Les ONG veulent « montrer la diversité géographique des territoires touchés, ainsi que celle des préjudices induits ». Denis Charlet/AFP
« La neutralité carbone à l’horizon 2050 a été inscrite dans la loi énergie climat votée en septembre 2019, mais si l’on continue au rythme actuel, en prenant en compte les baisses d’émissions constatées dans chaque secteur d’activité depuis 2015, on n’atteindra cet objectif qu’en 2093, soit avec quarante-trois ans de retard », s’alarme Samuel Leré. « Même lorsqu’ils sont inscrits dans la loi, l’Etat ne respecte pas ses engagements », enrage Cécilia Rinaudo. « Se fixer des objectifs plus ambitieux sans se donner les moyens d’accélérer, c’est tout le problème de l’inaction climatique, estiment les associations. Et cela nous conduit tout droit vers le retard du siècle. »
Que s’est-il passé durant ces douze mois ? Côté action étatique, rien qui ne permette de se sentir rassuré. En février, l’État a reconnu dépasser les plafonds établis dans le cadre de la Stratégie nationale bas-carbone (SNBC). Sur la période 2015-2019, son « budget carbone » révèle ainsi un excès de 4 %. Depuis, la France continue de traîner à prendre les mesures en conséquence. Certes, elle a décrété l’urgence climatique et pris, en septembre, la résolution d’atteindre la neutralité carbone en 2050. Mais rien ne vient étayer la sincérité de son discours. Elle envisage toujours de n’avoir réduit ses émissions de gaz à effet de serre (GES) que de 40 % en 2030. Insuffisant, insistent les ONG, s’appuyant sur les données du Giec. « À ce rythme, la neutralité carbone ne serait obtenue qu’en 2093, soit avec quarante-trois ans de retard », relèvent-elles, plaidant pour porter cet objectif de moyen terme à -55 % de GES, comme l’Union européenne s’est récemment engagée à le faire.

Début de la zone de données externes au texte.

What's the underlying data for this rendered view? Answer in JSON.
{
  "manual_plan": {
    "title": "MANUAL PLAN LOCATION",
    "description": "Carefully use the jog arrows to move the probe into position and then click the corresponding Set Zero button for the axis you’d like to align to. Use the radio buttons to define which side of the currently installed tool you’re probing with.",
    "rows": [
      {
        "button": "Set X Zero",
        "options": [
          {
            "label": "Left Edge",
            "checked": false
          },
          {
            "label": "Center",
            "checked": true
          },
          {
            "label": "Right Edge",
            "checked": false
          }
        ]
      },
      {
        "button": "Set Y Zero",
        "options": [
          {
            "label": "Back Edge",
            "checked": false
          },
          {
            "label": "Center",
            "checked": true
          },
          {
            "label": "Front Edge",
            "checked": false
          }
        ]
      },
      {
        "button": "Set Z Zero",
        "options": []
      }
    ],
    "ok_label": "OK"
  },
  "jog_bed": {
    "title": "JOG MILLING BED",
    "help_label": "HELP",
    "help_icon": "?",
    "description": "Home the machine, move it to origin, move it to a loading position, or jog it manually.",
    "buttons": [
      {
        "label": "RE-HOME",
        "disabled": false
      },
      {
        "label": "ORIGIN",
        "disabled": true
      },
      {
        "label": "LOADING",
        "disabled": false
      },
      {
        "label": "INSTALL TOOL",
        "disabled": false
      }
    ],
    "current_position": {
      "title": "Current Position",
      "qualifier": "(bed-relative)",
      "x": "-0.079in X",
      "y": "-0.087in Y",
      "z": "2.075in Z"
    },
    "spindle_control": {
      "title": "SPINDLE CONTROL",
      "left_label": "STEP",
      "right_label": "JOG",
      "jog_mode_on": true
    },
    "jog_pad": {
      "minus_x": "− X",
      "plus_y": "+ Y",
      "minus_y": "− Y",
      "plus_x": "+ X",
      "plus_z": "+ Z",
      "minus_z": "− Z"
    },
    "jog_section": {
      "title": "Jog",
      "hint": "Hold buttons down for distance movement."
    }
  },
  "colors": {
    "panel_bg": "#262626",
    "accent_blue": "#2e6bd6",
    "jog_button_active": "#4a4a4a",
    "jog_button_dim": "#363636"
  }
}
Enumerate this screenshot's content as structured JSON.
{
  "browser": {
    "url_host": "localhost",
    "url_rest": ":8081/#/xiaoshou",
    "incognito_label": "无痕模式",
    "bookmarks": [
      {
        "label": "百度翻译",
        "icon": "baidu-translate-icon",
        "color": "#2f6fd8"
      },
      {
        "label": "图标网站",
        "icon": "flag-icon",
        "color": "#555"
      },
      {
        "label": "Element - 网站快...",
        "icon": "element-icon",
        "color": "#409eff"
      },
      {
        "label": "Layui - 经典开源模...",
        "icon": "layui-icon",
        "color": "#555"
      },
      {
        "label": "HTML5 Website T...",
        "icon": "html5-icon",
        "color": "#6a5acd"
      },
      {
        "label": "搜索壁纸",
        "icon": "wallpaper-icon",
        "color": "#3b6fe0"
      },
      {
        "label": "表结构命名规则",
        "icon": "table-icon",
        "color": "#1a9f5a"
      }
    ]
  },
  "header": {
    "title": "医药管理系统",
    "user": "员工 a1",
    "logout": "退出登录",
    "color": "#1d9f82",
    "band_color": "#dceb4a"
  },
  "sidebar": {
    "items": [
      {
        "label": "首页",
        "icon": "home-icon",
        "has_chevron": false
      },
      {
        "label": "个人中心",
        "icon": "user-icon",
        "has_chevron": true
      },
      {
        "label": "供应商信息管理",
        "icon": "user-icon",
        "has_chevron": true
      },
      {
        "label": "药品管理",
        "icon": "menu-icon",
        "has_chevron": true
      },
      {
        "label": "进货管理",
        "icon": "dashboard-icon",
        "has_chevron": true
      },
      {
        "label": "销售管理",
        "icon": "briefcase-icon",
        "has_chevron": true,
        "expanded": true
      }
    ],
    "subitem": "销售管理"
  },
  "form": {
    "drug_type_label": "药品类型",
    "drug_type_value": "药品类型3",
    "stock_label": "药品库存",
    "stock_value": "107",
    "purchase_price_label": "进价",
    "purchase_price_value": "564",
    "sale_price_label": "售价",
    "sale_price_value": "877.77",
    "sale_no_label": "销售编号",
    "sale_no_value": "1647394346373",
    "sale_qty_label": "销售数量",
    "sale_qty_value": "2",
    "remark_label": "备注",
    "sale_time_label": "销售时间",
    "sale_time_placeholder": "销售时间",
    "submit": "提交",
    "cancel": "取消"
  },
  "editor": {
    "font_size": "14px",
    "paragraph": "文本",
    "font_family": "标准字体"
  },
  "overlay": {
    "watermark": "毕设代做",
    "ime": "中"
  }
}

Vagues de chaleur et pluies intenses
Côté recours en justice, la procédure a consisté, pour l’heure, en un aller-retour de courriers et autres requêtes. Le 18 décembre 2018, les quatre ONG se sont donc saisies du levier juridique pour demander à l’État de rendre compte des préjudices subis du fait de ses carences fautives en matière de lutte contre le réchauffement. Celui-ci disposait de deux mois pour répondre. Le 15 février, il plaidait non coupable sous la plume de François de Rugy, alors ministre de la Transition écologique et solidaire, lequel estimait en faire déjà beaucoup sur la question. À la suite de ce rejet, les organisations ont déposé une requête sommaire devant le tribunal administratif de Paris contre l’inaction climatique de l’État, consolidée, en mai, d’un mémoire complétant leur argumentaire. La balle, à présent, est dans le camp de l’État, dont on attend de nouveau la réponse.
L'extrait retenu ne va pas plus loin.